Hadoop Ecosystem – 15 Must Know Hadoop Components

Boost your career with Data Engineering Courses!!

In this tutorial, we will have an overview of various Hadoop Ecosystem Components. These ecosystem components are actually different services deployed by the various enterprise. We can integrate these to work with a variety of data. Each of the Hadoop Ecosystem Components is developed to deliver explicit function. And each has its own developer community and individual release cycle.

So, let’s explore Hadoop Ecosystem Components.

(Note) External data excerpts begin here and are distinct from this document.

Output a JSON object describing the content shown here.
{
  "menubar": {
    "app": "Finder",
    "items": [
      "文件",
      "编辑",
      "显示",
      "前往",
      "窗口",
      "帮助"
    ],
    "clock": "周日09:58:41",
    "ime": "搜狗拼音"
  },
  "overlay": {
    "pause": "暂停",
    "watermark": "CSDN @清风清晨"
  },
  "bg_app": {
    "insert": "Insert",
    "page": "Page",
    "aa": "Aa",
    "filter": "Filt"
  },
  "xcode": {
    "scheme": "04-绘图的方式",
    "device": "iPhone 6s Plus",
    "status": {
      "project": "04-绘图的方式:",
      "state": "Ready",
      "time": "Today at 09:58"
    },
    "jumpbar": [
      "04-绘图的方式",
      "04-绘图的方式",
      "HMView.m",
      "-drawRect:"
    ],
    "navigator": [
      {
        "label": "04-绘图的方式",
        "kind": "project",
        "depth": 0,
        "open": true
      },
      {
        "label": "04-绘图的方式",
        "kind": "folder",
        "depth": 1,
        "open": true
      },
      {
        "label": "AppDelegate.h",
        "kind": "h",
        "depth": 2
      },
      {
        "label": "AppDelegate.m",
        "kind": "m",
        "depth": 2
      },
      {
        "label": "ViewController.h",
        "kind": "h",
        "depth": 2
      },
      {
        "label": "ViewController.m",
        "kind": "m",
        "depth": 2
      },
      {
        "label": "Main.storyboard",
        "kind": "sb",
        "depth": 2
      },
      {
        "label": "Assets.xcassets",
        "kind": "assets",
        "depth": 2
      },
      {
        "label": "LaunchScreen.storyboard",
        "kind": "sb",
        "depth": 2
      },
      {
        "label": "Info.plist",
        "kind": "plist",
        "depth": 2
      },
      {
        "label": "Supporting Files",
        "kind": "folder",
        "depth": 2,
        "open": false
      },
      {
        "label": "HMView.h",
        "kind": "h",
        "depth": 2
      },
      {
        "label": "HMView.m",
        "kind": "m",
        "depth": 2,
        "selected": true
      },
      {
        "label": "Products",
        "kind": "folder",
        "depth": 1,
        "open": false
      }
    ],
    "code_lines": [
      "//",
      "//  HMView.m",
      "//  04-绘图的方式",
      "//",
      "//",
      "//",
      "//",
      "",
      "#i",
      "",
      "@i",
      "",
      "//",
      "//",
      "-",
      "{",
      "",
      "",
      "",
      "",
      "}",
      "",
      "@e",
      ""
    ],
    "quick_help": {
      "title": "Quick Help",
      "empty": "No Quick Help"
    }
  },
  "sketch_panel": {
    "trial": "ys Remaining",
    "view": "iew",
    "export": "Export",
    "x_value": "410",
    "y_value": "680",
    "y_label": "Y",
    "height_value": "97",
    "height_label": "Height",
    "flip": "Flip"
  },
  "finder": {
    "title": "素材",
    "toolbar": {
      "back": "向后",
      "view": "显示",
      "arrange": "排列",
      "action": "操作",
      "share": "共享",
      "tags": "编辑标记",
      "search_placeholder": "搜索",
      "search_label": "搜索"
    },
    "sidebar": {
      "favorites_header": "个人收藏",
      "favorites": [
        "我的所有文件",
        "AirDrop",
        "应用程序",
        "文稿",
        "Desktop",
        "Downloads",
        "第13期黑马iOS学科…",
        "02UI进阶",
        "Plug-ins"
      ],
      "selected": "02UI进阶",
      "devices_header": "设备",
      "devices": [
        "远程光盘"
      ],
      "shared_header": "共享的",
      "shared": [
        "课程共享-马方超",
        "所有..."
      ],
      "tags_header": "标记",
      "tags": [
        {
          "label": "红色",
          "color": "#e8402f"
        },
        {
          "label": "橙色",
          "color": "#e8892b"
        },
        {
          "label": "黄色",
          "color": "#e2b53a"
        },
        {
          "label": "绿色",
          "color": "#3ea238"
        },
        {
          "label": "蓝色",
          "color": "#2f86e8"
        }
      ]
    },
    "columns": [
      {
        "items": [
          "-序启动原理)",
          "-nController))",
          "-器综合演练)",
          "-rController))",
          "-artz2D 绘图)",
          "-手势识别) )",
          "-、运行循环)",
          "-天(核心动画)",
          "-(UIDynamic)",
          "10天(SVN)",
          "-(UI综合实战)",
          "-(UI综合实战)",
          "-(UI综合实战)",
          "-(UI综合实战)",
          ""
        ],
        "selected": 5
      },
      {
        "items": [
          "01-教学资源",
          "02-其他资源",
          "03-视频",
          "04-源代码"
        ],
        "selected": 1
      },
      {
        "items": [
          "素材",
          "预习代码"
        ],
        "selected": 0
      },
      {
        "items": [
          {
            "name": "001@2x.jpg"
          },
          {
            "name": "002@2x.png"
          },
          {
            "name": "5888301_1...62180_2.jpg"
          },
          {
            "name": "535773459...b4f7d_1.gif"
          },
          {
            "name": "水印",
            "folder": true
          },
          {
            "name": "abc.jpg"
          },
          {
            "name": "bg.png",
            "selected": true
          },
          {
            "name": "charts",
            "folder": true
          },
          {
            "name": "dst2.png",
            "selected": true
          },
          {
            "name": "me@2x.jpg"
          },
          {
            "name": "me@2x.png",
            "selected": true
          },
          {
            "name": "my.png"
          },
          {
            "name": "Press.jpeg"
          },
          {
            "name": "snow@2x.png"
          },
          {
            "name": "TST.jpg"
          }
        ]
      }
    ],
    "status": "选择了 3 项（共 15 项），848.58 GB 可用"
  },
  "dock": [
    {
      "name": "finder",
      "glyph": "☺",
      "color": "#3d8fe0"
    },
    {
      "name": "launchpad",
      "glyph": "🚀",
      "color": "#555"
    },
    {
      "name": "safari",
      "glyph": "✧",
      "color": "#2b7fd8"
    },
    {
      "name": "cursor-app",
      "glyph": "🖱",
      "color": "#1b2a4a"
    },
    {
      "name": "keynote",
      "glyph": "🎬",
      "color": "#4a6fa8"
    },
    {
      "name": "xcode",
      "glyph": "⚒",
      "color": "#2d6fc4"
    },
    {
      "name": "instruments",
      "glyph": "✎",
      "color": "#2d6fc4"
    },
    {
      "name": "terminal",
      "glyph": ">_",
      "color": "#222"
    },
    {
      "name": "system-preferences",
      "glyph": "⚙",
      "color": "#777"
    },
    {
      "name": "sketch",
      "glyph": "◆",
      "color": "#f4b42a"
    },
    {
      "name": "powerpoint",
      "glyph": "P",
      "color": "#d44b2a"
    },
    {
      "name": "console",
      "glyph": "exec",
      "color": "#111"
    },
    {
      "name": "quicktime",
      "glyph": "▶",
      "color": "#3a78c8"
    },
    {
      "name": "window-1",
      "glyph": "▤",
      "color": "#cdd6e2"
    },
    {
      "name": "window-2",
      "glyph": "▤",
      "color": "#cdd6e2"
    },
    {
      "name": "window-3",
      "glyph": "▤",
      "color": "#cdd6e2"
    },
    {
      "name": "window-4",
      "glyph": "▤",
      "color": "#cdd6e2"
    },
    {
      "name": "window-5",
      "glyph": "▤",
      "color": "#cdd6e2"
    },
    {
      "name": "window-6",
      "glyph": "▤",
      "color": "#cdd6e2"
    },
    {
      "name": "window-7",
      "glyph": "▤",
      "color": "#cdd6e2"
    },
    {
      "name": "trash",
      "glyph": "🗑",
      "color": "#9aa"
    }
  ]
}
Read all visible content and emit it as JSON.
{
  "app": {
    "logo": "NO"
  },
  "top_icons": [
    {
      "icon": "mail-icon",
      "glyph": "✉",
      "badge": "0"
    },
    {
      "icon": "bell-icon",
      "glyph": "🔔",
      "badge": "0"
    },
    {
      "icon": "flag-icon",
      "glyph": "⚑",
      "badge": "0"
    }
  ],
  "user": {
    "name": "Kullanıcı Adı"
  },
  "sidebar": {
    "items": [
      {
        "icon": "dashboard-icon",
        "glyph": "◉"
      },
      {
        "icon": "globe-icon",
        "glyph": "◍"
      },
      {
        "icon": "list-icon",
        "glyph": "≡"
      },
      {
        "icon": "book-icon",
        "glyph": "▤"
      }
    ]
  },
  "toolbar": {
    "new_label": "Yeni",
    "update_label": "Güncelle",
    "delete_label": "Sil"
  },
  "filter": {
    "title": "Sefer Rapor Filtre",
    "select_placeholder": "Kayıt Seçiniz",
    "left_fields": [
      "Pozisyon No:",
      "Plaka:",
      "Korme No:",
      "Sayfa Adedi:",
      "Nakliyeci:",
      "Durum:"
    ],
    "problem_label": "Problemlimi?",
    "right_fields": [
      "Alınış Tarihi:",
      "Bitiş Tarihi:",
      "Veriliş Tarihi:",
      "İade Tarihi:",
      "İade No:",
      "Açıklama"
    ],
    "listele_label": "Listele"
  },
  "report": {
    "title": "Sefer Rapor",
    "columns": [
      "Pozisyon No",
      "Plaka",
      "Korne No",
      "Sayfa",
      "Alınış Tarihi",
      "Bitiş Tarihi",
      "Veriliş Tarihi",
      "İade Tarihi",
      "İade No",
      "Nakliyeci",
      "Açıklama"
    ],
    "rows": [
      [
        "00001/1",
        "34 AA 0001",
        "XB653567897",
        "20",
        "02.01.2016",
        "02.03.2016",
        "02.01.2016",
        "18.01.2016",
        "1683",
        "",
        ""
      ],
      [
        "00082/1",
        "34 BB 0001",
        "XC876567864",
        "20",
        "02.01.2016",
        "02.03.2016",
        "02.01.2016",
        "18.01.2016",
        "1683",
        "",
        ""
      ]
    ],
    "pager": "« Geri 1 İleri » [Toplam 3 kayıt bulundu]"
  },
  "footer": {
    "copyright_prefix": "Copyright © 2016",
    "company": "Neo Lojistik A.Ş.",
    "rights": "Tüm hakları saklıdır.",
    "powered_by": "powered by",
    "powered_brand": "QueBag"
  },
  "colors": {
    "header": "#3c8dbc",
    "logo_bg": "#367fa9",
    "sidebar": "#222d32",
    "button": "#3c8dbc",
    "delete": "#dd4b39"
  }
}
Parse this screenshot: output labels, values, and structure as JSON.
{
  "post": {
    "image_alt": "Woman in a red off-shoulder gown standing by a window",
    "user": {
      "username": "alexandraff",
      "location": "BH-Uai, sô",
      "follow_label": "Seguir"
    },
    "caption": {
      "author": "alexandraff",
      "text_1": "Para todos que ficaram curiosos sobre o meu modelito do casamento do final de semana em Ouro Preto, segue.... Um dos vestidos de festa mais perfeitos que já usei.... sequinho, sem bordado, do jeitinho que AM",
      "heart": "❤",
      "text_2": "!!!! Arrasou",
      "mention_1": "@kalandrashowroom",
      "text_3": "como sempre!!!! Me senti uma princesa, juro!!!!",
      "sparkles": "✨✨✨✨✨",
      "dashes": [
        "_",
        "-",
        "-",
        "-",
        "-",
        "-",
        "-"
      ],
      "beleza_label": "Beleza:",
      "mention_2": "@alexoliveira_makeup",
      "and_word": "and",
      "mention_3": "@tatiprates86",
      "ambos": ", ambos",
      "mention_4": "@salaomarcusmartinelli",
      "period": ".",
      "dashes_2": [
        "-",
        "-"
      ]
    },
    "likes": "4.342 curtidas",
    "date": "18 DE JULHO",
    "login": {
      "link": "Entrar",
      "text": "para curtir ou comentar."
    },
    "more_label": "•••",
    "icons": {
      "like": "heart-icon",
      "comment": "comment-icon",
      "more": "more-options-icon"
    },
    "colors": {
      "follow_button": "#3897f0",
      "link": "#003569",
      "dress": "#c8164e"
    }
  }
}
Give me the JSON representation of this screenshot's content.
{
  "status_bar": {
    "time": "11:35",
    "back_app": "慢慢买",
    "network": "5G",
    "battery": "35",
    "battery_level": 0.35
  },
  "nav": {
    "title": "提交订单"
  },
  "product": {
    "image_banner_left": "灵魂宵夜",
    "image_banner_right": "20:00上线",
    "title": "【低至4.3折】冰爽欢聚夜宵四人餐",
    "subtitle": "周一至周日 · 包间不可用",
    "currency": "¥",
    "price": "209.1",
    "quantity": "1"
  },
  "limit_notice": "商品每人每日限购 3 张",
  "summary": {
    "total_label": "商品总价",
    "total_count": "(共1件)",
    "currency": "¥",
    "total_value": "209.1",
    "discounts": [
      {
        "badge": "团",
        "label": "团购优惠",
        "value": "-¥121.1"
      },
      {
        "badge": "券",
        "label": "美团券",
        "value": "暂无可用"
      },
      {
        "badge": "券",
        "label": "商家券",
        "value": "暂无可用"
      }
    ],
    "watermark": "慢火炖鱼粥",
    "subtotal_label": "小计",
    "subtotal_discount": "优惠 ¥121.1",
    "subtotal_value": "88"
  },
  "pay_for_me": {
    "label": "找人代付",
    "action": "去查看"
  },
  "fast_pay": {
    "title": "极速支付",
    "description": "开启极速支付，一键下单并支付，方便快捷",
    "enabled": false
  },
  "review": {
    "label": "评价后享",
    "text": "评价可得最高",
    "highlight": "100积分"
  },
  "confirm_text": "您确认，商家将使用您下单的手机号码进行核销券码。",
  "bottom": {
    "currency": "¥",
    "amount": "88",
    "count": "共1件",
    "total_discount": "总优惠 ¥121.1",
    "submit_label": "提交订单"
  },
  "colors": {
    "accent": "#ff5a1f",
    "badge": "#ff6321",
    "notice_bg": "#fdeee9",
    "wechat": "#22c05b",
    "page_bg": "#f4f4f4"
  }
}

Hadoop Ecosystem Components

Hadoop Ecosystem is a suite of services that work to solve the Big Data problem. The different components of the Hadoop Ecosystem are as follows:-

1. Hadoop Distributed File System

HDFS is the foundation of Hadoop and hence is a very important component of the Hadoop ecosystem. It is Java software that provides many features like scalability, high availability, fault tolerance, cost effectiveness etc. It also provides robust distributed data storage for Hadoop. We can deploy many other software frameworks over HDFS.

Components of HDFS:-

There are three major components of Hadoop HDFS are as follows:-

a. DataNode

These are the nodes which store the actual data. HDFS stores the data in a distributed manner. It divides the input files of varied formats into blocks. The DataNodes stores each of these blocks. Following are the functions of DataNodes:-

On startup, DataNode does handshake with NameNode. It verifies the namespace ID and software version of DataNode.
Also, it sends a block report to NameNode and verifies the block replicas.
It sends a heartbeat to NameNode every 3 seconds to tell that it is alive.

b. NameNode

NameNode is nothing but the master node. The NameNode is responsible for managing file system namespace, controlling the client’s access to files. Also, it executes tasks such as opening, closing and naming files and directories. NameNode has two major files – FSImage and Edits log

FSImage – FSImage is a point-in-time snapshot of HDFS’s metadata. It contains information like file permission, disk quota, modification timestamp, access time etc.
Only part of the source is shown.